Having completed my shopping and my special task, I started making my way to the checkout line. I held the phone in my hand, deleting the photos that I judged as not quite making the cut, and marking the ones that I might send. I was still in my bubble or I would have paid more attention to the vague sense of someone walking behind me. As I got to the front of the store, My eye was caught by one more impulse buy. Some beautiful peach colored roses with pink petal tips were on the quick sale rack because the buds had already started to open. I took it as a sign from the universe that this was going to be a great night, as my favorite colored roses were on sale, and my husband was coming home to me after his trip. Just as I bent to grab the flowers, I was jolted into the here and now.
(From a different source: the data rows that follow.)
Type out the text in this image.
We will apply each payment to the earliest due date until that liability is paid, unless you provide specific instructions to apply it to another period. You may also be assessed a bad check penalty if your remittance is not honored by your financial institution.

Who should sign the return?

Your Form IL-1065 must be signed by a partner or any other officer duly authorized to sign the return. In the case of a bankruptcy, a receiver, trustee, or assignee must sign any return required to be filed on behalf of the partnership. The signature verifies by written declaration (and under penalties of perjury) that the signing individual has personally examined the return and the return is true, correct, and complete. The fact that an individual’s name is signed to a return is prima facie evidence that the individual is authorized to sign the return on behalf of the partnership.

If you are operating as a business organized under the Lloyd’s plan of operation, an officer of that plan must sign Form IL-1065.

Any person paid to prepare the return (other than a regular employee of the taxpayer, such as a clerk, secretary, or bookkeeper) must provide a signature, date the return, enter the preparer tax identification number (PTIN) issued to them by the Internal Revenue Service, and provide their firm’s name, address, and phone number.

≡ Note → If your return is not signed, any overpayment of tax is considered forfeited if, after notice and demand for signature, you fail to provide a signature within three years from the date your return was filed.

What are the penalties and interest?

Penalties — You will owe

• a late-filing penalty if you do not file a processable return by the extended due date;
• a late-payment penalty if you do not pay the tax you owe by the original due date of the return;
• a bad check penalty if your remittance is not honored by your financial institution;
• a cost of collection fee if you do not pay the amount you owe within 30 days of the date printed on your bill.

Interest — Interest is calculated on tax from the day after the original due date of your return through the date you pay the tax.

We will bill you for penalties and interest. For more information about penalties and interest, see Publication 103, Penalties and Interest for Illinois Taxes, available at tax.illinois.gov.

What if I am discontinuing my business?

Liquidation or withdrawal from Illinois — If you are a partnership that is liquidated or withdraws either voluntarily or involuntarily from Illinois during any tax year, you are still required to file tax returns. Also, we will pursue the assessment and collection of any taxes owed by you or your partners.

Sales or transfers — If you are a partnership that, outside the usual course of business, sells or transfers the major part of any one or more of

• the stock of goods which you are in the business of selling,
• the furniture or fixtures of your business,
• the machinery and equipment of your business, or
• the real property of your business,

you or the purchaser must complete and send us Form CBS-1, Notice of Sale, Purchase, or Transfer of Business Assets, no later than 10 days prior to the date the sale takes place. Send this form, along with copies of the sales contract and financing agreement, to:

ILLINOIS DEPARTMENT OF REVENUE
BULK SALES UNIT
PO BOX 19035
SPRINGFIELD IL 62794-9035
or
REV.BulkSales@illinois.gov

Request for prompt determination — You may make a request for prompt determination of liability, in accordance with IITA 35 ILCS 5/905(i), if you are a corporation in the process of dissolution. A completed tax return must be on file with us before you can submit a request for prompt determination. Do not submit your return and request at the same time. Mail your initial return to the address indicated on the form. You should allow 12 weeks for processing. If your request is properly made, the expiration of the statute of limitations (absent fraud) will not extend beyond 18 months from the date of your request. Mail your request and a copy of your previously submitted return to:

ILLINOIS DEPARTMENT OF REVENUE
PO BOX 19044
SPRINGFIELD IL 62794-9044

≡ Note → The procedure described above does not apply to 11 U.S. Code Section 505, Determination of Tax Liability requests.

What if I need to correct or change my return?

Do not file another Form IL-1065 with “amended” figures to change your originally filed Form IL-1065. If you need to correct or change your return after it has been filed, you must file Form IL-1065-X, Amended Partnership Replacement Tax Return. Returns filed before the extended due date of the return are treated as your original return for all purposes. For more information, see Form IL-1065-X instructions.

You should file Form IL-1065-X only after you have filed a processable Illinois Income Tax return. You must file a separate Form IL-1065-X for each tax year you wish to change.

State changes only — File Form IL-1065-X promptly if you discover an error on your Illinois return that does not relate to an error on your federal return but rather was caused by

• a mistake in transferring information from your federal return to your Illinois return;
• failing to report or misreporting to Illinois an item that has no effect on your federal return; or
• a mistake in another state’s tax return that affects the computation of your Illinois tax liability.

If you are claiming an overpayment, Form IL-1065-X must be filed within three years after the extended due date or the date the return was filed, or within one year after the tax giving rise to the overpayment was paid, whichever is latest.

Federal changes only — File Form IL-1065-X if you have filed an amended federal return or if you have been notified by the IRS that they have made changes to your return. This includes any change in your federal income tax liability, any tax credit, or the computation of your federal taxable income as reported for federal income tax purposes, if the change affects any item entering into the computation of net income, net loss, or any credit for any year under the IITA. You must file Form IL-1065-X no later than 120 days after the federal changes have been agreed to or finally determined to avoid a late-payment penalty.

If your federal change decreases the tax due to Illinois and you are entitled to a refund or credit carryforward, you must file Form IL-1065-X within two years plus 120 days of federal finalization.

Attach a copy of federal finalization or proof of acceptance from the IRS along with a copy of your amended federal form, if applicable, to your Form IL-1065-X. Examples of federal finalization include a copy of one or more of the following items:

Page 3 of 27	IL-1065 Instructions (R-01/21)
Two big strong hands wrapped around me, the fingers digging into the front of my hip bones as though they were handlebars. As the man grabbed my hips I felt him press himself firmly against my ass. It felt as though a child's arm, holding an apple, was somehow trapped between his pelvis and my ass. Even though I was in public, I was momentarily terrified. Some jerk was boldly groping me right in a public grocery store! My heart was pounding as I readied myself to scream. And just as suddenly, I had a flash of recognition. I smelled the most masculine scent I could ever remember. I had felt big hands like those before... his thumbs meeting on the small of my back, even as his fingers gripped the front of my hip bones. And that cock... I could never forget that cock. I knew it was my ex-boyfriend Gabriel even before I turned around. As quickly as that, I went from terror to wanting, no needing that cock inside me.
Leaving my cart in the florist section, I grabbed Gabriel's hand, and pulled him along to the family restroom. Nobody was in the hallway, but even if there had been someone there, the result would have been the same. As soon as the door closed behind us, he pulled me to him and lifted my ass onto the counter by the sink. His rough beard scoured my face as his lips pressed firmly against me. He pushed his way farther against me as I fumbled with his zipper. He knew all of my buttons, and through the thin fabric of my t-shirt, he already was twisting my hard nipple. It was somehow sexier that not a word had passed between us as we raced towards the inevitable. I yanked down his pants, and he slapped his heavy cock against my glistening pussy. No time for foreplay... my body was ready. I did not want any warm up. I needed that incredible stretch... the fullness... I wanted it to be a jolt. I wanted it to take my breath away. He didn't need me to tell him, and he wrapped his massive forearm around the small of my back to keep me from retreating an inch as he drove his huge cock home.